Now, after direct substitution, we get \(\frac{\infty}{\infty}\). Thus, we can now use L’Hôpital’s rule on this limit.

\[\lim_{x \to 0^+} x\ln(x) = \lim_{x \to 0^+} \frac{\ln(x)}{\frac{1}{x}} \stackrel{\small \text{L'H}}= \lim_{x \to 0^+} \frac{\frac{d}{dx}\ln(x)}{\frac{d}{dx}\frac{1}{x}} = \lim_{x \to 0^+} \frac{\frac{1}{x}}{-\frac{1}{x^2}} = \lim_{x \to 0^+}[-x] = 0\]

Our answer is 0. Here, we converted a limit in the form \(0 \cdot 0\) to \(\frac{\infty}{\infty}\) by the fact that \(f(x) \cdot g(x) = \frac{f(x)}{\frac{1}{g(x)}}\).

Let’s also go over how to deal with exponentials in a limit. L’Hôpital’s rule does not play nice with exponentials, but we can change that using a logarithm. Take the following example:

\[\lim_{x \to \infty} x^{\frac{1}{x}}\]

This is an indeterminate form, and we cannot use L’Hôpital’s rule.

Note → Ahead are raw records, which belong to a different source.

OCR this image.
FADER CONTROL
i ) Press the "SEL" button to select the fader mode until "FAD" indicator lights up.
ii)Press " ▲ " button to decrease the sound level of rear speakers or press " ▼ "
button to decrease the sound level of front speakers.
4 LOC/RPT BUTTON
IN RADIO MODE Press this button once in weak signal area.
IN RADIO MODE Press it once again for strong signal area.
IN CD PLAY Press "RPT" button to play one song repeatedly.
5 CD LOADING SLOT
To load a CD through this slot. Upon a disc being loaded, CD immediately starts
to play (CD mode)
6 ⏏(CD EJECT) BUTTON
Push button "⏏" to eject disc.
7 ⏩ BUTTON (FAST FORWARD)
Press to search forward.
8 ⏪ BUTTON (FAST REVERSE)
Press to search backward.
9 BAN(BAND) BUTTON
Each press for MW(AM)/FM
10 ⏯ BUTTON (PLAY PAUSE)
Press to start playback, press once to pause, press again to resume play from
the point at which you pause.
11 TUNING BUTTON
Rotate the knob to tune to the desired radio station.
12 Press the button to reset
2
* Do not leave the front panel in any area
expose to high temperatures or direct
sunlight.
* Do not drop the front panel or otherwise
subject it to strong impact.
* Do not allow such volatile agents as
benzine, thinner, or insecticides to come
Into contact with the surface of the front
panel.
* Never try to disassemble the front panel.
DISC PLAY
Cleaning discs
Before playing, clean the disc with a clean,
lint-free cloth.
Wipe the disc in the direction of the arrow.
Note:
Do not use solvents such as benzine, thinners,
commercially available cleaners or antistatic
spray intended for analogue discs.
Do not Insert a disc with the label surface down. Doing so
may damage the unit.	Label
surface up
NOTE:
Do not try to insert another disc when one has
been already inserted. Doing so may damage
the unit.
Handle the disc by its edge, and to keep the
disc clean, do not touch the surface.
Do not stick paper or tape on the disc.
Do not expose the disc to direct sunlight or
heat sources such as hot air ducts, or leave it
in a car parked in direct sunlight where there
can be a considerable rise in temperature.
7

However, let’s assign this limit to a variable, \(y\), and then take the natural log of both sides:

\[\begin{align*} \lim_{x \to \infty} x^{\frac{1}{x}} &= y\\ \ln(\lim_{x \to \infty} x^{\frac{1}{x}}) &= \ln(y) \end{align*}\]

Because \(\ln(x)\) is continuous around \(\infty\), we can put the natural log inside the limit:

\[\begin{align*} \ln(\lim_{x \to \infty} x^{\frac{1}{x}}) &= \ln(y)\\ \lim_{x \to \infty} \ln(x^{\frac{1}{x}}) &= \ln(y)\\ \end{align*}\]

Because of limit properties,

\[\begin{align*} \lim_{x \to \infty} \ln(x^{\frac{1}{x}}) &= \ln(y)\\ \lim_{x \to \infty} \frac{1}{x}\ln(x) &= \ln(y)\\ \lim_{x \to \infty} \frac{\ln(x)}{x} &= \ln(y) \end{align*}\]

Now, we can use L’Hôpital’s rule because as \(x\) approaches infinity, both \(\ln(x)\) and \(x\) approach infinity.

\[\ln(y)=\lim_{x \to \infty} \frac{\ln(x)}{x} \stackrel{\small\text{L'H}}{=} \lim_{x \to \infty} \frac{\frac{d}{dx}\ln(x)}{\frac{d}{dx}x} = \lim_{x \to \infty} \frac{\frac{1}{x}}{1} = 0\]

Now, we know that \(\ln(y) = 0\). However, remember that \(y\) is the actual value of the limit, so we should now solve for \(y\).

\[\begin{align*} \ln(y) &= 0\\ e^{\ln(y)} &= e^0\\ y&=1 \end{align*}\]

We have our answer now. \(y = \lim_{x \to \infty} x^{\frac{1}{x}} = 1\). The important bit here was the natural log. Whenever you have the limit of an exponential, consider taking the natural log to bring the exponent down to try to use L’Hôpital’s rule. Just remember that you should only try this method if the limit is approaching a value greater than 0, because \(\ln(x)\) is not continuous otherwise.